The bill includes a positive incentive for hospitals to reduce readmissions, likely through the use of remote monitoring and home health. Previous legislation related to the Affordable Care Act had Medicare penalizing hospitals for failing to reduce readmissions. The provision in H.R. 6719 would, in addition, pass on some of the cost savings onto hospitals that were able to reduce readmissions more significantly.

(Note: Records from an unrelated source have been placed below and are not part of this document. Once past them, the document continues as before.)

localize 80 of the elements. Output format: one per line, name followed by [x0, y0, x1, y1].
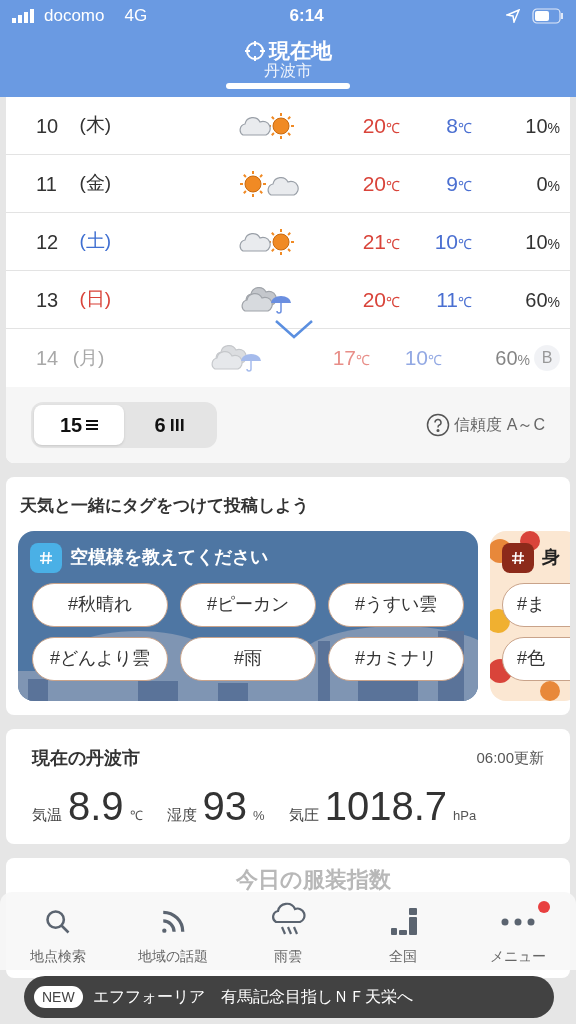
- tag-chip[interactable]: #雨: [180, 636, 316, 681]
- tag-chip[interactable]: #秋晴れ: [32, 582, 168, 627]
- precip-chance: 60%: [524, 287, 560, 313]
- view-toggle-option[interactable]: 6: [124, 405, 214, 445]
- high-temp: 20℃: [361, 286, 400, 313]
- columns-icon: [169, 419, 184, 431]
- clock: 6:14: [289, 5, 324, 28]
- day-number: 13: [36, 287, 60, 313]
- card-title: 今日の服装指数: [235, 866, 391, 894]
- day-number: 12: [36, 229, 60, 255]
- signal-icon: [12, 9, 36, 23]
- tag-chip[interactable]: #うすい雲: [328, 582, 464, 627]
- carrier-name: docomo: [44, 5, 105, 28]
- location-title: 現在地: [268, 40, 332, 61]
- network-type: 4G: [124, 5, 148, 28]
- tag-card-title: 空模様を教えてください: [70, 546, 268, 569]
- tag-chip[interactable]: #カミナリ: [328, 636, 464, 681]
- weekday: (土): [79, 229, 113, 254]
- current-title: 現在の丹波市: [32, 746, 140, 770]
- low-temp: 8℃: [445, 112, 472, 139]
- low-temp: 9℃: [445, 170, 472, 197]
- precip-chance: 0%: [535, 171, 560, 197]
- reading-value: 93: [202, 785, 248, 826]
- search-icon: [43, 908, 72, 936]
- location-arrow-icon: [506, 9, 520, 23]
- reading-label: 湿度: [166, 804, 197, 825]
- more-icon: [500, 917, 537, 927]
- tag-chip[interactable]: #ま: [502, 582, 570, 627]
- day-number: 14: [36, 346, 60, 371]
- list-icon: [86, 419, 99, 431]
- tag-chip[interactable]: #ピーカン: [180, 582, 316, 627]
- reliability-grade: B: [534, 345, 560, 371]
- rss-icon: [159, 909, 186, 935]
- weekday: (日): [79, 287, 113, 312]
- tag-chip[interactable]: #どんより雲: [32, 636, 168, 681]
- reading-value: 1018.7: [324, 785, 447, 826]
- hashtag-icon: [39, 550, 53, 565]
- news-headline: エフフォーリア 有馬記念目指しＮＦ天栄へ: [92, 987, 413, 1007]
- reading-unit: %: [253, 806, 265, 825]
- reading-label: 気温: [32, 804, 62, 825]
- crosshair-icon: [244, 40, 265, 61]
- precip-chance: 10%: [524, 229, 560, 255]
- battery-icon: [532, 8, 564, 24]
- nav-item[interactable]: 全国: [353, 895, 454, 967]
- tags-section-title: 天気と一緒にタグをつけて投稿しよう: [19, 495, 310, 517]
- view-toggle-option[interactable]: 15: [34, 405, 124, 445]
- weekday: (木): [79, 113, 113, 138]
- high-temp: 20℃: [361, 170, 400, 197]
- tag-card[interactable]: 空模様を教えてください #秋晴れ #ピーカン #うすい雲 #どんより雲 #雨 #カミナリ: [18, 530, 478, 701]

It also includes a section that calls for Medicaid coverage for telehealth services in high-risk pregnancies. Linkous explained that in those cases it’s usually not home-based, but rather a matter of using telehealth to bring a specialist for high-risk pregnancies into a care setting. High-risk pregnancies can be as complicated as they are time-sensitive.

“This is well-documented, straight-forward, not a lot of investment of time or money, and it really pays off,” Linkous said. “So we wanted to get that one in there because it’s a clear winner.”

The bill also launches some new pilot programs for remote patient monitoring and expands the “Medical Home” coordinated care option for Medicare.

Linkous said the timing of the bill wasn’t accidental. Introducing it at the end of the session allows it to circulate through subcommittees for some time before being re-introduced to the 113th Congress, which began January 3rd. In the meantime, legislators can make changes and they can also insert pieces of the bill into other pieces of legislation as the year goes on.

“We expect it to be passed piecemeal,” Linkous said. “With a comprehensive bill like this you have to expect to get things passed however you can pass them.”

Linkous said telehealth is a fairly bipartisan issue, and he doesn’t expect the bill to face fierce opposition. State medical boards will likely object to the changes in licensure rules, and some doctors might object on the grounds that telehealth amounts to added competition. But most of the challenge, he said, comes from government accountants who don’t consider the full extent of savings created by preventative care.

“Say you have a stroke patient,” he said. “You save their life, but you also save them from years of being in a nursing home, or home care. It’s billions of dollars saved if you can treat someone early on for a stroke. But the federal government accounting people don’t look at the cost of the nursing home, etc., they just look at the cost of the hospital stay, which might be the same. We have a very siloed approach toward accounting in the legislative process that doesn’t allow you to recognize billions of dollars in savings.”